The companies that have been outperforming recently are familiar to readers of this space. They are MGM Resorts, which has a sensible step-by-step growth plan, the possibility of some big home runs like a New York City-area casino license and a continually improving balance sheet.
Likewise, Red Rock Resorts and Churchill Downs have clear growth strategies and records of executing on them. Even the stock of beaten down Full House Resorts has shown recent life, perhaps as some investors pencil out the positive impacts their new Colorado and Illinois casinos are bound to have even if they don’t fully achieve their potential.

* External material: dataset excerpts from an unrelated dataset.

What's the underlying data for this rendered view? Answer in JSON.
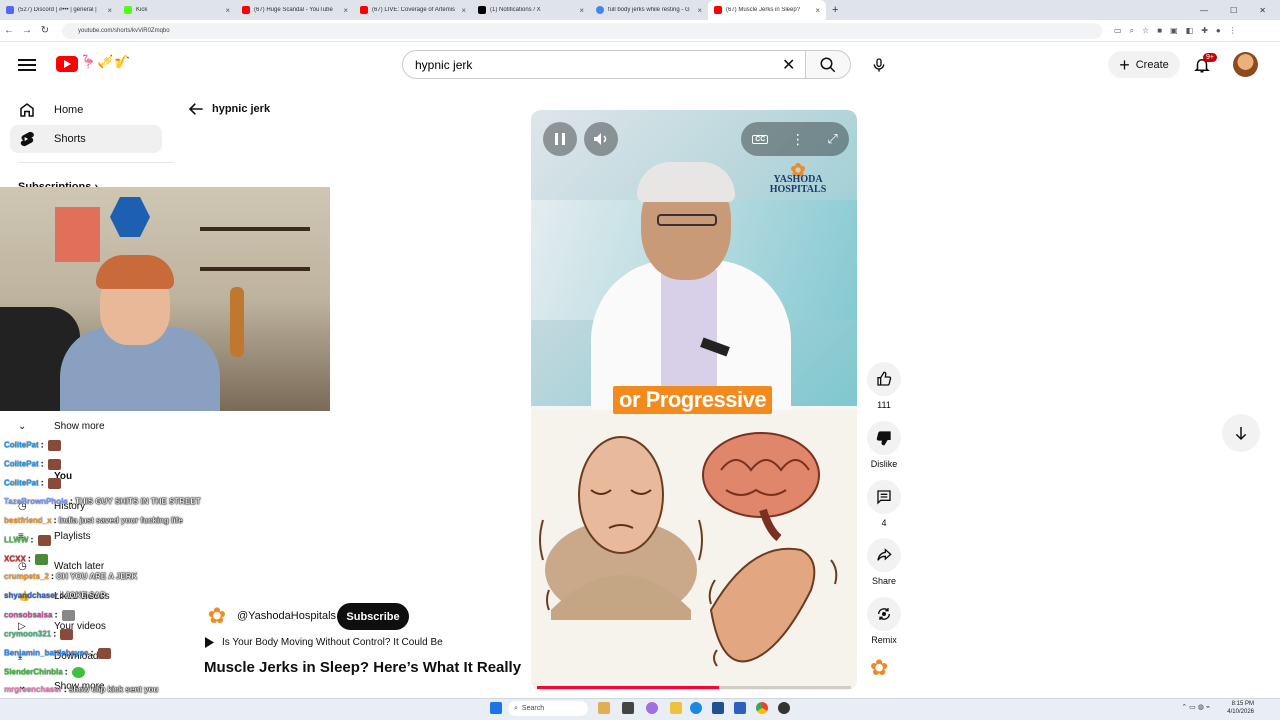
{
  "browser": {
    "tabs": [
      {
        "title": "(527) Discord | #••• | general |",
        "color": "#5865f2"
      },
      {
        "title": "Kick",
        "color": "#53fc18"
      },
      {
        "title": "(67) Huge Scandal - YouTube",
        "color": "#ff0000"
      },
      {
        "title": "(67) LIVE: Coverage of Artemis",
        "color": "#ff0000"
      },
      {
        "title": "(1) Notifications / X",
        "color": "#000000"
      },
      {
        "title": "full body jerks while resting - G",
        "color": "#4285f4"
      },
      {
        "title": "(67) Muscle Jerks in Sleep?",
        "color": "#ff0000",
        "active": true
      }
    ],
    "url": "youtube.com/shorts/kvViR0Zmqbo"
  },
  "header": {
    "search_value": "hypnic jerk",
    "create_label": "Create",
    "notification_count": "9+"
  },
  "sidebar": {
    "home": "Home",
    "shorts": "Shorts",
    "subscriptions": "Subscriptions",
    "show_more": "Show more",
    "you": "You",
    "history": "History",
    "playlists": "Playlists",
    "watch_later": "Watch later",
    "liked_videos": "Liked videos",
    "your_videos": "Your videos",
    "downloads": "Downloads",
    "show_more_2": "Show more"
  },
  "back": {
    "label": "hypnic jerk"
  },
  "chat": [
    {
      "user": "ColitePat",
      "color": "#1fa0ff",
      "msg": ""
    },
    {
      "user": "ColitePat",
      "color": "#1fa0ff",
      "msg": ""
    },
    {
      "user": "ColitePat",
      "color": "#1fa0ff",
      "msg": ""
    },
    {
      "user": "TazeBrownPhole",
      "color": "#7aa0ff",
      "msg": "THIS GUY SHITS IN THE STREET"
    },
    {
      "user": "bestfriend_x",
      "color": "#ffa030",
      "msg": "India just saved your fucking life"
    },
    {
      "user": "LLWW",
      "color": "#4ac24a",
      "msg": ""
    },
    {
      "user": "XCXX",
      "color": "#d03030",
      "msg": ""
    },
    {
      "user": "crumpets_2",
      "color": "#ffa030",
      "msg": "OH YOU ARE A JERK"
    },
    {
      "user": "shyandchaser",
      "color": "#3a6ad0",
      "msg": "JOKE SAR"
    },
    {
      "user": "consobsalsa",
      "color": "#d050a0",
      "msg": ""
    },
    {
      "user": "crymoon321",
      "color": "#40c080",
      "msg": ""
    },
    {
      "user": "Benjamin_battlebeyee",
      "color": "#3090ff",
      "msg": ""
    },
    {
      "user": "SlenderChinbla",
      "color": "#40c040",
      "msg": ""
    },
    {
      "user": "mrgreenchaser",
      "color": "#ff80c0",
      "msg": "show clip kick sent you"
    }
  ],
  "video": {
    "caption": "or Progressive",
    "brand_line1": "YASHODA",
    "brand_line2": "HOSPITALS",
    "progress": 0.58
  },
  "channel": {
    "name": "@YashodaHospitals",
    "subscribe": "Subscribe",
    "playlist_line": "Is Your Body Moving Without Control? It Could Be",
    "title": "Muscle Jerks in Sleep? Here’s What It Really ..."
  },
  "actions": {
    "likes": "111",
    "dislike": "Dislike",
    "comments": "4",
    "share": "Share",
    "remix": "Remix"
  },
  "taskbar": {
    "search": "Search",
    "time": "8:15 PM",
    "date": "4/10/2026"
  }
}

On the gaming tech side, Light & Wonder continues to demonstrate that growth in profit and in market value are possible for companies that have their act together. And little AGS keeps plugging away, improving in almost all regards, just needing investors to catch on.
All of which gets us around to the calendar. It is moving towards another earnings season, and one in which management teams will have to discuss the sober realities of 2024. No more Covid or its rebounds, no more of the novelty of online sports betting and iGaming divorced from profit-focused management, no more one-time headline events that Las Vegas hasn’t seen before.
Now is when companies with leadership, credible paths to growth and proof of execution will stand out.